Personal information
- Born: September 27, 1952 Montreal, Canada
- Died: April 7, 2020 (aged 67) Laval, Quebec, Canada

Sport
- Sport: Synchronised swimming

= Julie Sauvé =

Canadian synchronized swimming coach (1952–2020)

Julie Sauvé (/fr/; 27 September 1952 – 7 April 2020) was a Canadian synchronized swimming coach. Sauvé began her coaching career with the Club Aquatique Montréal Olympique in the 1970s before joining the Canadian synchronized swimming team in 1982. She continued to coach at the Club Aquatique Montréal Olympique until she was fired in 1993. While with the Canadian synchronized swimming team, Sauvé coached Olympic medallists Sylvie Fréchette, Penny Vilagos and Vicky Vilagos. After leaving the Canadian team in 2012, Sauvé coached the synchronized swimming teams of Brazil and Singapore during the remainder of the 2010s. Sauvé was inducted into Canada's Sports Hall of Fame in 2006 and the Canadian Olympic Hall of Fame in 2012.

==Early life and career==
Sauvé was born in Montreal, Quebec, on 27 September 1952. Growing up, Sauvé became a synchronized swimmer for the Club Aquatique Montréal Olympique before becoming a coach there in the 1970s. As a synchronized swimming coach, Sauvé began to coach Sylvie Fréchette in 1976 before she joined the Canadian synchronized swimming team in 1982. While Sauvé coached Fréchette during the 1980s and 1990s, Fréchette won gold at the 1991 World Aquatics Championships. In international competitions, Sauvé coached Fréchette when she won gold medals at the 1986 Commonwealth Games, 1990 Commonwealth Games and 1992 Summer Olympics. Sauvé continued to coach synchronized swimming for the Club Aquatique Montréal Olympique until she was fired in 1993. The Montreal swimming club cited several reasons for Sauvé's firing, including focusing only on the best athletes and going over budget.

Apart from coaching Fréchette, Sauvé coached the team of Penny Vilagos and Vicky Vilagos during the 1980s and 1990s. During this time period, the Vilagos siblings won multiple synchronized swimming championships in Canada and silver at the 1992 Summer Olympics. In team events, Sauvé's synchronized swimmers won silver at the 1996 Summer Olympics and two gold medals at the 2011 Pan American Games.
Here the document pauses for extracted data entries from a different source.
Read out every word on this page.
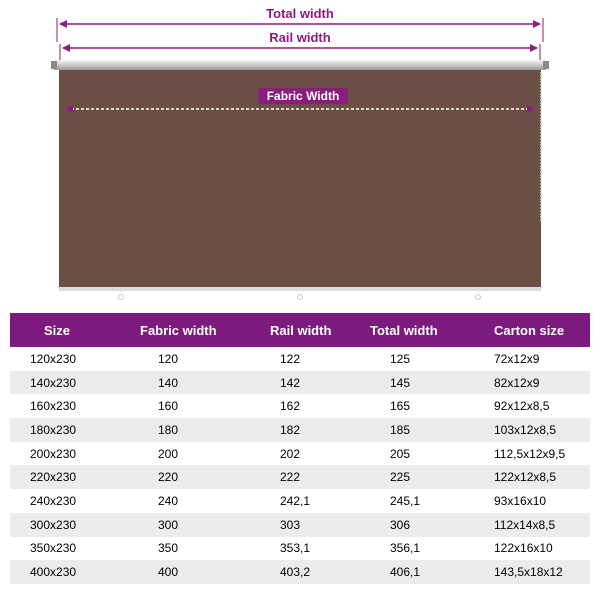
Total width
Rail width
Fabric Width
Size	Fabric width	Rail width	Total width	Carton size
120x230	120	122	125	72x12x9
140x230	140	142	145	82x12x9
160x230	160	162	165	92x12x8,5
180x230	180	182	185	103x12x8,5
200x230	200	202	205	112,5x12x9,5
220x230	220	222	225	122x12x8,5
240x230	240	242,1	245,1	93x16x10
300x230	300	303	306	112x14x8,5
350x230	350	353,1	356,1	122x16x10
400x230	400	403,2	406,1	143,5x18x12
Sauvé was also one of the coaches for the Canadian synchronized swimming team that went to the 2012 Summer Olympics.

In 2012, Sauvé retired from synchronized swimming after declining to stay with Canada for an additional four years. After leaving the Canadian team, Sauvé turned down offers by multiple European and Asian countries. In 2014, Sauvé returned to synchronized swimming to train Brazil's team for the 2016 Summer Olympics. In 2017, Sauvé became the coach of the Singaporean synchronized swimming team. With Singapore, Sauvé and her athletes appeared at the 2017 World Aquatics Championships and 2019 World Aquatics Championships. In international events, Sauvé's athletes won seven medals at the 2017 Southeast Asian Games and participated at the 2018 Asian Games.

==Honours and personal life==
In 2006, Sauvé was inducted into Canada's Sports Hall of Fame. Additional halls of fame that Sauvé was named into include the Canadian Olympic Hall of Fame in 2012 and the Quebec Sports Hall of Fame in 2015. On 7 April 2020, Sauvé died in Laval, Quebec.